Map Reduce
In simple terms, a list of <key, value> pairs mapped into another list of <key, value> pairs which gets grouped by the key and reduced into a list of values.
E.g:
[A] dataset1.txt: Hadoop was created by Doug Cutting and Mike Cafarella
[B] dataset2.txt: Cutting, who was working at Yahoo! at the time, named it after his son’s toy elephant
This two data-sets [A & B] as an input will get divided into splits. Each split will have a key, value pair. In this case the key will be the offset/line number and the value will be the content of the respective split for that offset/line number. The map function discards the line number and produces a per-line (word, count) pair for each word in the input line.

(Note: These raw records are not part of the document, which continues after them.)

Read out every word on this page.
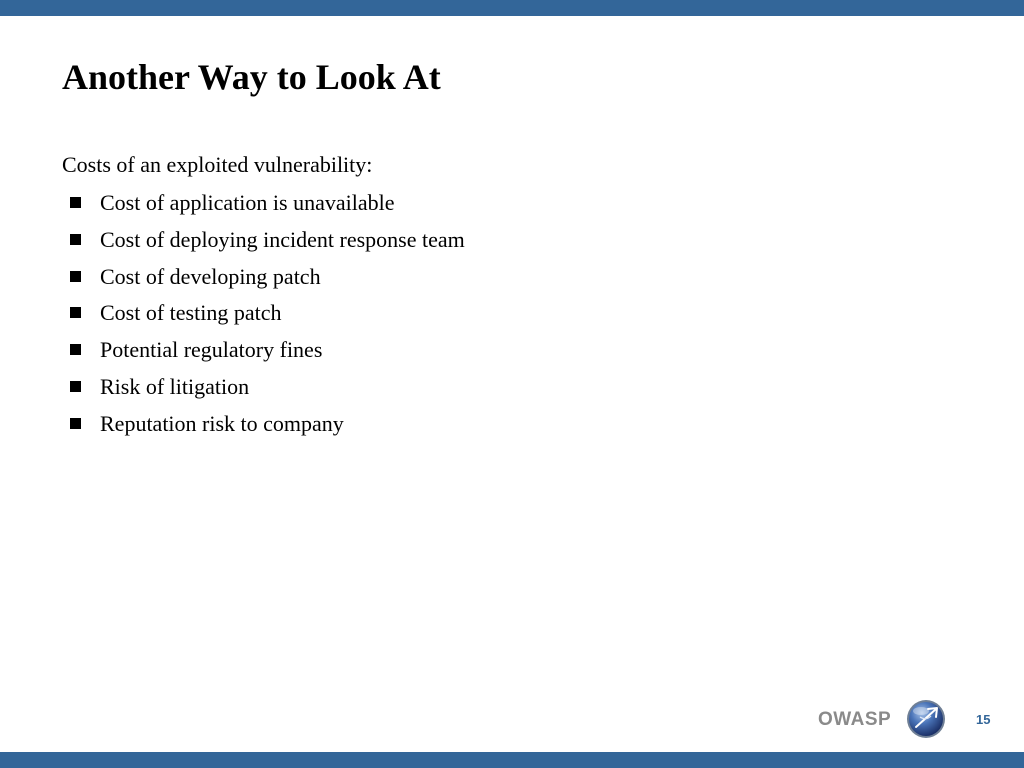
Another Way to Look At
Costs of an exploited vulnerability:
Cost of application is unavailable
Cost of deploying incident response team
Cost of developing patch
Cost of testing patch
Potential regulatory fines
Risk of litigation
Reputation risk to company
OWASP	15
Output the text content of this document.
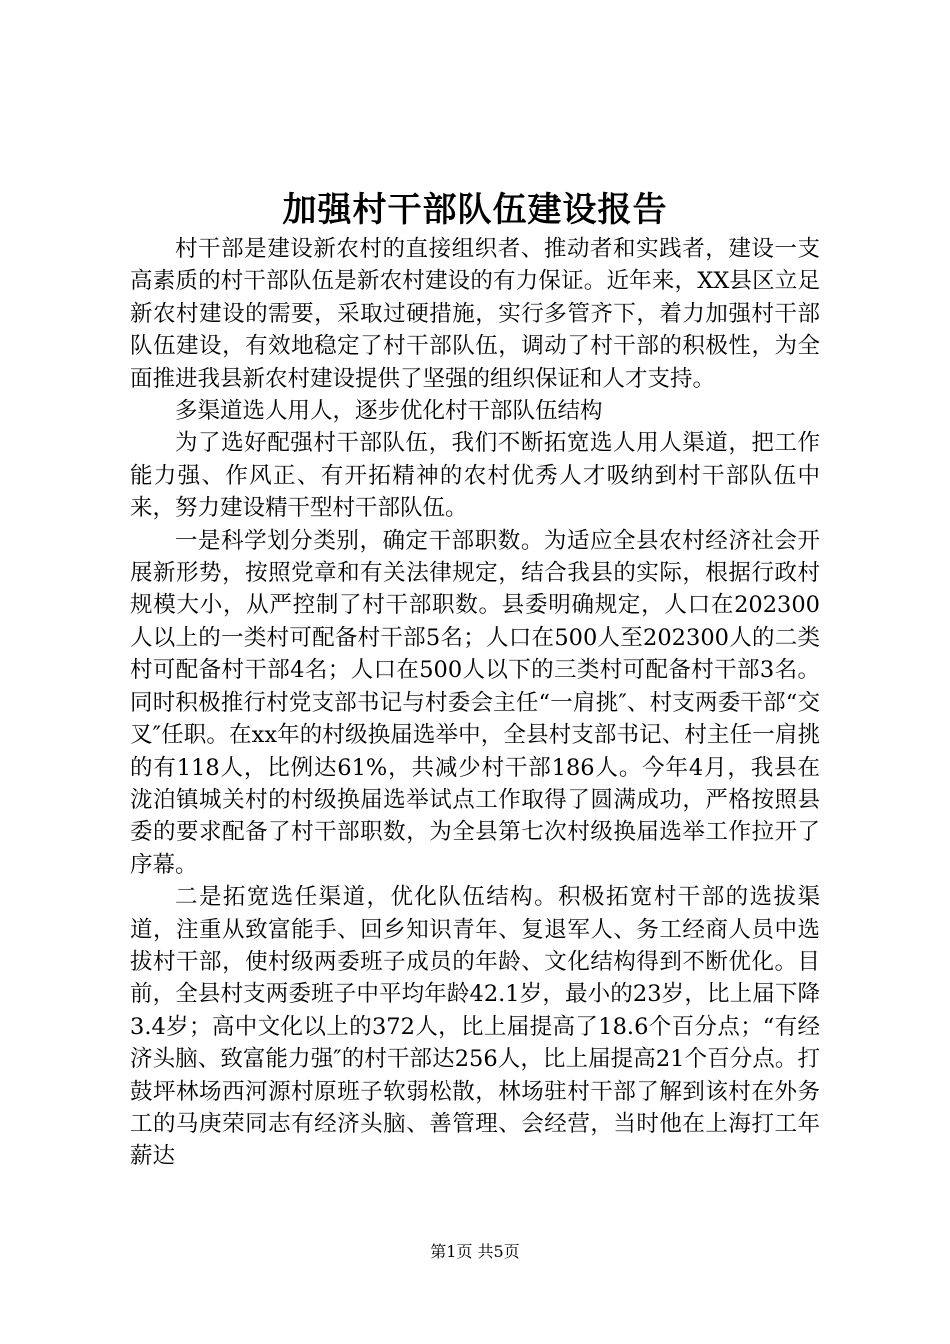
加强村干部队伍建设报告

村干部是建设新农村的直接组织者、推动者和实践者，建设一支高素质的村干部队伍是新农村建设的有力保证。近年来，XX县区立足新农村建设的需要，采取过硬措施，实行多管齐下，着力加强村干部队伍建设，有效地稳定了村干部队伍，调动了村干部的积极性，为全面推进我县新农村建设提供了坚强的组织保证和人才支持。

多渠道选人用人，逐步优化村干部队伍结构

为了选好配强村干部队伍，我们不断拓宽选人用人渠道，把工作能力强、作风正、有开拓精神的农村优秀人才吸纳到村干部队伍中来，努力建设精干型村干部队伍。

一是科学划分类别，确定干部职数。为适应全县农村经济社会开展新形势，按照党章和有关法律规定，结合我县的实际，根据行政村规模大小，从严控制了村干部职数。县委明确规定，人口在202300人以上的一类村可配备村干部5名；人口在500人至202300人的二类村可配备村干部4名；人口在500人以下的三类村可配备村干部3名。同时积极推行村党支部书记与村委会主任“一肩挑″、村支两委干部“交叉″任职。在xx年的村级换届选举中，全县村支部书记、村主任一肩挑的有118人，比例达61%，共减少村干部186人。今年4月，我县在泷泊镇城关村的村级换届选举试点工作取得了圆满成功，严格按照县委的要求配备了村干部职数，为全县第七次村级换届选举工作拉开了序幕。

二是拓宽选任渠道，优化队伍结构。积极拓宽村干部的选拔渠道，注重从致富能手、回乡知识青年、复退军人、务工经商人员中选拔村干部，使村级两委班子成员的年龄、文化结构得到不断优化。目前，全县村支两委班子中平均年龄42.1岁，最小的23岁，比上届下降3.4岁；高中文化以上的372人，比上届提高了18.6个百分点；“有经济头脑、致富能力强″的村干部达256人，比上届提高21个百分点。打鼓坪林场西河源村原班子软弱松散，林场驻村干部了解到该村在外务工的马庚荣同志有经济头脑、善管理、会经营，当时他在上海打工年薪达

第1页 共5页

So the mapper output (from (line number, text) as an input ——> (word, count) pair —-> as an input to map phase):
[(“Hadoop”, 1),(“was”, 1),(“created”, 1),(“by”, 1),(“Dough”,1),(“and”, 1),(“Mike”, 1),(“Cafarella”, 1),(“who”, 1),(“was”, 1),(“working”, 1),(“at”, 1),(“Yahoo”, 1),(“at”, 1),(“the”, 1),(“time”, 1),(“named”, 1),(“it”, 1),(“after”, 1),(“his”, 1),(“son’s”,1),(“toy”,1),(“elephant”,1)]
The output of mapper contains multiple key-value pairs with the same key. So before entering into reducer phase, the map-reduce framework will consolidate all the values for similar key. So the input to the reducer is actually (key, value) pairs. Below is the output from the shuffle phase:
{“Hadoop”: [1] ,”was”: [1,1], “created”: [1], “by”: [1], “Dough”:[1] , “and”: [1], “Mike”: [1], “Cafarella”: [1] ,
“who”: [1], “working”: [1], “at”: [1,1], “Yahoo”: [1], “the”: [1] , “time”: [1], “named”: [1], “it”: [1], “after”: [1], “his”: [1], “son’s”:[1], “toy”:[1], “elephant”:[1] }
Post shuffle, the reducer will take the above consolidate key-value pair input and simply sums up the list of intermediate values and produce the intermediate key and the sum as output:
[(“Hadoop”, 1),(“was”, 2),(“created”, 1),(“by”, 1),(“Dough”,1),(“and”, 1),(“Mike”, 1),(“Cafarella”, 1),(“who”, 1),(“was”, 1),(“working”, 1),(“at”, 2),(“Yahoo”, 1),(“at”, 1),(“the”, 1),(“time”, 1),(“named”, 1),(“it”, 1),(“after”, 1),(“his”, 1),(“son’s”,1),(“toy”,1),(“elephant”,1)]